Interrogé sur le rapport du Contrôleur des lieux de privation qui dénonce l'accueil et la prise en charge des migrants au poste frontière de Menton (Alpes-Maritimes), Eric Ciotti s'insurge contre ce « rapport totalement faux, diffamatoire, scandaleux émanant d'une personne non objective ». Le député "les Républicains" vise Adeline Hazan, « militante, ancienne représentante du syndicat de la magistrature, maire de Reims battue en 2014, recasée par François Hollande. Aujourd'hui elle commet un rapport qui caricature le travail de la police des frontières. « La PAF et les policiers font un travail remarquable. S'ils n'étaient pas là, aujourd'hui la submersion migratoire dont parle le ministre de l'Intérieur serait encore plus forte. L'année dernière ils ont interpellé, sous l'autorité du préfet des Alpes-Maritimes et sous le contrôle de la Justice, 50 000 personnes. Leur action s'inscrit dans le cadre d'un flux migratoire qui a considérablement augmenté », souligne Eric Ciotti.

La politique migratoire européenne sera l'un des sujets évoqué lors du Conseil national des Républicains dédié à l'Europe qui se déroulera à Menton le 30 juin prochain.

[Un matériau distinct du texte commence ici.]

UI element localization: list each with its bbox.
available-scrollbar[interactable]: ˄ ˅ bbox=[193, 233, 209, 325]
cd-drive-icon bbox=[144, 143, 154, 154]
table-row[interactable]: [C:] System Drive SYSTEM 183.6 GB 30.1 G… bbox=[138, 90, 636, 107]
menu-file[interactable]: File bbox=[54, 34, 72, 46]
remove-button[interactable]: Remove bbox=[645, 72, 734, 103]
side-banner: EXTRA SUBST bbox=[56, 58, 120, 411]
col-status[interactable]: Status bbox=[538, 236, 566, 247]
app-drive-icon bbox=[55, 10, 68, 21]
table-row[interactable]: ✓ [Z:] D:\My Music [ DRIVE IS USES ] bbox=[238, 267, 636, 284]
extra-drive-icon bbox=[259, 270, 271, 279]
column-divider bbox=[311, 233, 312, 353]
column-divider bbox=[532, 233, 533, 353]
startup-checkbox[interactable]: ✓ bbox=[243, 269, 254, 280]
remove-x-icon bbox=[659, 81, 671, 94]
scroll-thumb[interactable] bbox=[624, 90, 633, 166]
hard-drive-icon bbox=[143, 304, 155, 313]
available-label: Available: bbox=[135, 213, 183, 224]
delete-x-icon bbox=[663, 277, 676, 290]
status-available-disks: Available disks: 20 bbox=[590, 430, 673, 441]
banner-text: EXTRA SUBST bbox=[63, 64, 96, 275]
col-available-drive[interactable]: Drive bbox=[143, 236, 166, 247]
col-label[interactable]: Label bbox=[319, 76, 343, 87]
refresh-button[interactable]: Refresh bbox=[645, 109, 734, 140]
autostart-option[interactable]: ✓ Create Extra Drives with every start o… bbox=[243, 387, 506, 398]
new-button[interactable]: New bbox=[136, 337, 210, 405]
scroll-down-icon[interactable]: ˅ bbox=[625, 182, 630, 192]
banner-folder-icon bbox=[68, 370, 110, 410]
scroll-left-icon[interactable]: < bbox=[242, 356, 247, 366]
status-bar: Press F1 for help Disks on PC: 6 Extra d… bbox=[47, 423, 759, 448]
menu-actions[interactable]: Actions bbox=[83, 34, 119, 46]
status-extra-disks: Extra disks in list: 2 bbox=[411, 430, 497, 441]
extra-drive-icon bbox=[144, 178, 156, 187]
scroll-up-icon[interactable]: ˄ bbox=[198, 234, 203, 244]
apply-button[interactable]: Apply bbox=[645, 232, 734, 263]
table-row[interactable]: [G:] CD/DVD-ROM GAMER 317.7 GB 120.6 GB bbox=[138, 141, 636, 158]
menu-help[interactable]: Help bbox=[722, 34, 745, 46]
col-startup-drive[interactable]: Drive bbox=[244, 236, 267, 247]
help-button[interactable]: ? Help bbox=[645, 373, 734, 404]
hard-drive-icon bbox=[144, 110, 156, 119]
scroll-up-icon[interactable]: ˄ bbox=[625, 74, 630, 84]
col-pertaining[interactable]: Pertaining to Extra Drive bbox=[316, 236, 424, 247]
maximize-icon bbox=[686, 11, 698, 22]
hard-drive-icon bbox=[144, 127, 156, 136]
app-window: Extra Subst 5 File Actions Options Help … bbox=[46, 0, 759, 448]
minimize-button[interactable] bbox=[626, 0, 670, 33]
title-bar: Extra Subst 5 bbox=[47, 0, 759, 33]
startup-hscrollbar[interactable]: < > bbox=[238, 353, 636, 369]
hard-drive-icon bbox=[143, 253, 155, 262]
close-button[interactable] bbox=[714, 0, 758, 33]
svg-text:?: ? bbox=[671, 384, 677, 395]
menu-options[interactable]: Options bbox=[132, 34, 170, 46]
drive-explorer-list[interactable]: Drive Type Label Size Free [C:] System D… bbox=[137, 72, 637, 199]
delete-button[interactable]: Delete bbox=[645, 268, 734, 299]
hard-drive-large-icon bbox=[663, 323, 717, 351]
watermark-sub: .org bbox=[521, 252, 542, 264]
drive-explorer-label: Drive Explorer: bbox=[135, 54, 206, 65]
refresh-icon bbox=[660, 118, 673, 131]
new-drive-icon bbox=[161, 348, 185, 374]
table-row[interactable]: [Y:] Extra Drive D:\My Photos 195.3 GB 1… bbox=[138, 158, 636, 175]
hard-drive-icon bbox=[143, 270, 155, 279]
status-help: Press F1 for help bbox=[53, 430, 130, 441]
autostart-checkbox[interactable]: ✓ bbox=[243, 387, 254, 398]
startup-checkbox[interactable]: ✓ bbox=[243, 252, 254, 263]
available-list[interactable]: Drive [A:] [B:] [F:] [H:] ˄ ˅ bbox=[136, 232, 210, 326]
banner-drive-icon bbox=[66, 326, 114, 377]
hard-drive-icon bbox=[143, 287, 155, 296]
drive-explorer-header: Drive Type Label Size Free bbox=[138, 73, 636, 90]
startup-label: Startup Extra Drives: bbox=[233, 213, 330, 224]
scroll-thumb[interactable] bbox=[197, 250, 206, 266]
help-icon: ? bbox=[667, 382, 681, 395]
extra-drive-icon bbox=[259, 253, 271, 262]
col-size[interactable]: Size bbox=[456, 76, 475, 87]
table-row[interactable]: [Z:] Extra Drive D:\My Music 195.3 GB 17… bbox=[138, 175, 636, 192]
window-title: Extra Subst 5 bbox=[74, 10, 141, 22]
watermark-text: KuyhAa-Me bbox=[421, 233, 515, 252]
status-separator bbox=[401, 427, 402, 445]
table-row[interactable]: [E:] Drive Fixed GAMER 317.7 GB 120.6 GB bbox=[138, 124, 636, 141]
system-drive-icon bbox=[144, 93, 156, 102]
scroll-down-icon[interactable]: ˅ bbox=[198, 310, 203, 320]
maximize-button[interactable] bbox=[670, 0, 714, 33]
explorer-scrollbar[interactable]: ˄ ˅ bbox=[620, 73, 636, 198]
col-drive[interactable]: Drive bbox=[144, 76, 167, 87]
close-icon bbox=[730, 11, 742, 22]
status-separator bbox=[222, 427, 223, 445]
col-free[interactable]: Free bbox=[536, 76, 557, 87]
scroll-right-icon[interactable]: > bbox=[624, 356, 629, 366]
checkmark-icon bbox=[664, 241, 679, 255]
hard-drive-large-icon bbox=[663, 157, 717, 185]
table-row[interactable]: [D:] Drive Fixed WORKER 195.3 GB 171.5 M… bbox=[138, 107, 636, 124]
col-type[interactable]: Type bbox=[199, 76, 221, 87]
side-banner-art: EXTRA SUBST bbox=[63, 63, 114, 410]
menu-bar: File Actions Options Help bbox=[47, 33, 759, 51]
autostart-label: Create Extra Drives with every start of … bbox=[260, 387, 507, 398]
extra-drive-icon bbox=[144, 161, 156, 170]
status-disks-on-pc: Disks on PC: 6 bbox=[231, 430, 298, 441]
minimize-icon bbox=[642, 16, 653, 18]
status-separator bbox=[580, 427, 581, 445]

« Les évolutions en Europe montrent que les peuples ne supportent plus la politique européenne en matière migratoire », remarque Eric Ciotti qui réclame « un changement de pratiques, une politique plus protectrice. Pour sauver l'Europe il faut changer l'Europe avec une Europe moins technocratique, qui arrête d'empiler les normes, qui arrête de procéder à un élargissement irresponsable. Cela, c'est l'Europe que veut Emmanuel Macron. Une Europe fédérale, technocratique, supranationale. Nous, "les Républicains", nous voulons une Europe qui conserve l'identité des peuples ».